Tragically, the Federal Reserve has done…[it]…again – starving investors of safe returns, and promoting a reach for yield into increasingly elevated and speculative assets. Thinking about the crisis only from the perspective of housing, investors and policy-makers have allowed the same process to play out more broadly in the equity market. On a quantitative basis, the overvaluation of the equity market is greater percentage-wise, and greater dollar-wise, than the overvaluation of housing in 2006-2007. We fully expect that from present valuations, U.S. stocks will produce zero or negative returns on every horizon shorter than 7 years. There is no antidote or alchemy that will allow a buy-and-hold approach to squeeze water from this stone. There is no painless monetary fix that will shift the allocation of capital toward productive investment and away from distortive speculation. Instead, one must wait for the rain. Impatient, crowd-following investors are all too willing to wastefully scatter seeds onto this parched desert, thinking that this is their only chance to sow. To wait patiently in the expectation of fertile soil and rain is not an act of pessimism, but an act of optimism and informed experience.” – John Hussman, Phd, 10 March 2014, Weekly Market Comment, Hussman Funds at…
http://www.hussmanfunds.com/wmc/wmc140310.htm
MAXIMUM STOCK MARKET OPTIMISM (Michael Lombardi at Profit
Confidential)
“I believe we are getting close to the point of maximum
optimism. This happens when no matter whether the news is bad or ugly it's just
taken as good news and investors rush to buy stocks and stock advisors call for
even higher stock prices as the real economic situation is ignored. This is
very typical of a bear market as it sucks more investors in, taking any news as
a reason to buy stocks. Eventually, the bear just takes the investor's money.

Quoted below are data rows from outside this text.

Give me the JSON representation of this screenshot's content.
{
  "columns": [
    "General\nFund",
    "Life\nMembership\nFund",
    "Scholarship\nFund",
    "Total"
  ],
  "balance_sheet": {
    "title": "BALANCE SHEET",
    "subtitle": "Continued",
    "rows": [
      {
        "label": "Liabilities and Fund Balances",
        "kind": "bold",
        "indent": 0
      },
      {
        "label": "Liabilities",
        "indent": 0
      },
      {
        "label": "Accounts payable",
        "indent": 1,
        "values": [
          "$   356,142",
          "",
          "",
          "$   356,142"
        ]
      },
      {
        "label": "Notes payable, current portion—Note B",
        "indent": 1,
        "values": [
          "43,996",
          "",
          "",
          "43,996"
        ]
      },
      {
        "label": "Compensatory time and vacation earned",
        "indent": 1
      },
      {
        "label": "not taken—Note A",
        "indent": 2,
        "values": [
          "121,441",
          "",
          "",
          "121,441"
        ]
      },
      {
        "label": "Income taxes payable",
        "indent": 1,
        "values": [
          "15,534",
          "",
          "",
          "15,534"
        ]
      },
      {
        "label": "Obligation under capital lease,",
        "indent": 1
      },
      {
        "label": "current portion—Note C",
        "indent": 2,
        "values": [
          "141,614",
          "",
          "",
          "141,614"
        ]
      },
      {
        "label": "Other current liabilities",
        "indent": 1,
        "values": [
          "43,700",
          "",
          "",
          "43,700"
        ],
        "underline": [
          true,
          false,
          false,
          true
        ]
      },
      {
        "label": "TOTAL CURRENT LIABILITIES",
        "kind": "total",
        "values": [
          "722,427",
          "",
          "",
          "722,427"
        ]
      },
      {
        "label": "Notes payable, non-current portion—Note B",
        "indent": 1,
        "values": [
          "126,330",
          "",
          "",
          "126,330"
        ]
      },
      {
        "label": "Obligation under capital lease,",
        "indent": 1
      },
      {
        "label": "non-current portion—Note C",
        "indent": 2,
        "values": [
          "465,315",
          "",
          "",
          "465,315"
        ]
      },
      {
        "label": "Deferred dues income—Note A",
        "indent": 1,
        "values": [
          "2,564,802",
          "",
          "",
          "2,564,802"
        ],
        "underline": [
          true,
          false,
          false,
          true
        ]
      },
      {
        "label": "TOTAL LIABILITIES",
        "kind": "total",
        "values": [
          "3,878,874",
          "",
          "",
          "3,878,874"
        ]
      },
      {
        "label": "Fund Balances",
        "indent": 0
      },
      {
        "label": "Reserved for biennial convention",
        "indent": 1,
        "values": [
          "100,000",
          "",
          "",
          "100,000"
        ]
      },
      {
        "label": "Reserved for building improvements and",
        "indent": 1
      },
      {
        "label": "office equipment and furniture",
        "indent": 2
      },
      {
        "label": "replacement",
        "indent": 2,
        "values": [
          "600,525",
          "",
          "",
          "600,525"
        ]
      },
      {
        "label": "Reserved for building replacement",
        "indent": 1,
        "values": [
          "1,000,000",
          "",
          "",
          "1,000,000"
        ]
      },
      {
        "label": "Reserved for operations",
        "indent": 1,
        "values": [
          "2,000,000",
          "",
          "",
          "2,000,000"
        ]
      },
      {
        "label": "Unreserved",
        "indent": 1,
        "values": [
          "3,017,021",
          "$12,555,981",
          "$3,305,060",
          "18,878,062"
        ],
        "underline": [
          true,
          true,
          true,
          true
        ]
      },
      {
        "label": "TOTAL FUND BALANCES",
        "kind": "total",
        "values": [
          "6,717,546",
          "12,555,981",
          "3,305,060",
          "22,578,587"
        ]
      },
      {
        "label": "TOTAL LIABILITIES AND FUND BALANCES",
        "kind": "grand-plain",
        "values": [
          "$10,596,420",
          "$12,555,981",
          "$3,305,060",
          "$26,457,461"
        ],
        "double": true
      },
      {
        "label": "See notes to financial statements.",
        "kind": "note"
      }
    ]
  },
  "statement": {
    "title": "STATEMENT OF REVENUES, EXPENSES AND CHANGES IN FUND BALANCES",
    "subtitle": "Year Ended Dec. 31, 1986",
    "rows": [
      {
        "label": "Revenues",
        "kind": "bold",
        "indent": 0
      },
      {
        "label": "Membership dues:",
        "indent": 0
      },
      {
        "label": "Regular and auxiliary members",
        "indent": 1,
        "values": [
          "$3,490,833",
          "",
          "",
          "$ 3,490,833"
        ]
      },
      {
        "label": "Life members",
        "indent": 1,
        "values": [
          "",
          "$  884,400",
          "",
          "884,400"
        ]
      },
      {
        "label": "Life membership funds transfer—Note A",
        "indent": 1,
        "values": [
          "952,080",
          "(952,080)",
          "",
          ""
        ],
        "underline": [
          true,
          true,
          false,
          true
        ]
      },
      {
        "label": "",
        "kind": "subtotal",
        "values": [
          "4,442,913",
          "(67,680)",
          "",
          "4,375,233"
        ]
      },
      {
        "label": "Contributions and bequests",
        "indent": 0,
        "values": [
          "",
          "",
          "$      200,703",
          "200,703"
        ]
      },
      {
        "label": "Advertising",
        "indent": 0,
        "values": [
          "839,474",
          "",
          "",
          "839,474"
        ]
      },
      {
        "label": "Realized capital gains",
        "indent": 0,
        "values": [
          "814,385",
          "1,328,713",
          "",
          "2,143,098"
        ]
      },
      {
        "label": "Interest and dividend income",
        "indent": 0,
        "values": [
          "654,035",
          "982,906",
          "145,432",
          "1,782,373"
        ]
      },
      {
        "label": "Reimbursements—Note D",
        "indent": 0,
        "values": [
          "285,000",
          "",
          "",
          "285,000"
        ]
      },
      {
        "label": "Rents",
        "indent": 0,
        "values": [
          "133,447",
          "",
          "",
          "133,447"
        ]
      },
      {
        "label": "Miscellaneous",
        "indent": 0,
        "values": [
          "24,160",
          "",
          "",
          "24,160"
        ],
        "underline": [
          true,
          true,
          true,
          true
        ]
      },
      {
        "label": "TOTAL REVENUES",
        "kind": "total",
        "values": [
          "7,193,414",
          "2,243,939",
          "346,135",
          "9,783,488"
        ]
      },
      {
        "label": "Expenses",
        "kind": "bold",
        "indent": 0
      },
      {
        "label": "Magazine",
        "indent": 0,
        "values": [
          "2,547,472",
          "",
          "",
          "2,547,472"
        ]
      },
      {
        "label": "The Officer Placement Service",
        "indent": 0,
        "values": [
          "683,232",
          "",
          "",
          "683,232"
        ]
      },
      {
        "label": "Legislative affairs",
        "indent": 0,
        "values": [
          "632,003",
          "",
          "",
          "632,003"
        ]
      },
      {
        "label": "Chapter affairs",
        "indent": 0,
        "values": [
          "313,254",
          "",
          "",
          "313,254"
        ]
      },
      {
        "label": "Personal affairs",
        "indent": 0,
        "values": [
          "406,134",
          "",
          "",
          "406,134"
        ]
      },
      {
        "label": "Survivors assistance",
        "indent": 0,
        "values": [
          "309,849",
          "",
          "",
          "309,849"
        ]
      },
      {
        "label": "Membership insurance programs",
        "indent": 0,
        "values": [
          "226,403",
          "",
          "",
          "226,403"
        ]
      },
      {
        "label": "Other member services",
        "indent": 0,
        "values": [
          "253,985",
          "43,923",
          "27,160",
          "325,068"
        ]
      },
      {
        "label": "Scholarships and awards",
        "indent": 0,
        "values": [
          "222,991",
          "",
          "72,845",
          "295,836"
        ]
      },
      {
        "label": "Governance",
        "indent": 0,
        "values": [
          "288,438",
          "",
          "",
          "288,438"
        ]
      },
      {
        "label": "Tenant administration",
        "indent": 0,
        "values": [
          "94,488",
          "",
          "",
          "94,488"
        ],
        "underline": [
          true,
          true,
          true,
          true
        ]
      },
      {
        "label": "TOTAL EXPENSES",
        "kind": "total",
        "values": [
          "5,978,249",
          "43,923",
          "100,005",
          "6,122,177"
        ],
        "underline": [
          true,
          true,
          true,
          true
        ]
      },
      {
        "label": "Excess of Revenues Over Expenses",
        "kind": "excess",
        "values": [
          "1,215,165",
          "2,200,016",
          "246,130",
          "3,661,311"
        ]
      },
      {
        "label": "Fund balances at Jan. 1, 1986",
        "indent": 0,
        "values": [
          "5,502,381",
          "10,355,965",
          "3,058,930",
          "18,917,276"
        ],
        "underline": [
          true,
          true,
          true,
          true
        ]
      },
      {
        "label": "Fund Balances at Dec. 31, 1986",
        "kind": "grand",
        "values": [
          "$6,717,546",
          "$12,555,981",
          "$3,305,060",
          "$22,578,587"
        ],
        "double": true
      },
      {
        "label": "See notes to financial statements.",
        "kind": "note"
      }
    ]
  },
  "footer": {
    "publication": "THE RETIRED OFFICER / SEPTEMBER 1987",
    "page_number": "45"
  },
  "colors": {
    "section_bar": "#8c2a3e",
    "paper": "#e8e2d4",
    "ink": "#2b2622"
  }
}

Be very careful, dear investor.”
Commentary at…http://www.profitconfidential.com/economic-analysis/reaching-point-maximum-optimism/
MARKET REPORT
Tuesday, the S&P 500 fell about 0.5% to 1868 (rounded). VIX rose about 4% to 14.80
The yield on the 10-year Treasury Note fell slightly to 2.77%.
MARKET INTERNALS (NYSE DATA)
The 10-day moving average of stocks advancing dropped
again to 53% at the close. (A number above
50% for the 10-day average is generally good news for the market.) New-highs outpaced new-lows Tuesday. The spread (new-highs minus new-lows was +74.
(It was +63 Monday). The 10-day moving
average of change in the spread was minus-3. In other words, over the last
10-days, on average, the spread has decreased by 3 each day. The 10-dMA of
up-volume continues to fall. Only 10-dMA
of breadth (%-advancing) is positive.
Breadth is always the slowest internal to react. The internals remain neutral on the market,
but are hinting at a downturn.
NTSM
The NTSM system remained HOLD today, Tuesday. The most
recent Buy signal was 28 Feb, although I’ve adjusted the Buy override (5-10-20
Timer + Market Internals). With the
adjustments included, the Buy would have been 13 Feb.
MY INVESTED POSITION
I am about 50% invested in stocks because I upped my
stock holdings by 10% on 12 Feb and another 10% on 28 Feb. That’s fully invested for me at least as far
as long term money goes. This is a
suitable stock allocation for a balanced portfolio for someone my age. Since bonds are yielding very little now, I
will consider adding more to stocks later if there is a buying opportunity.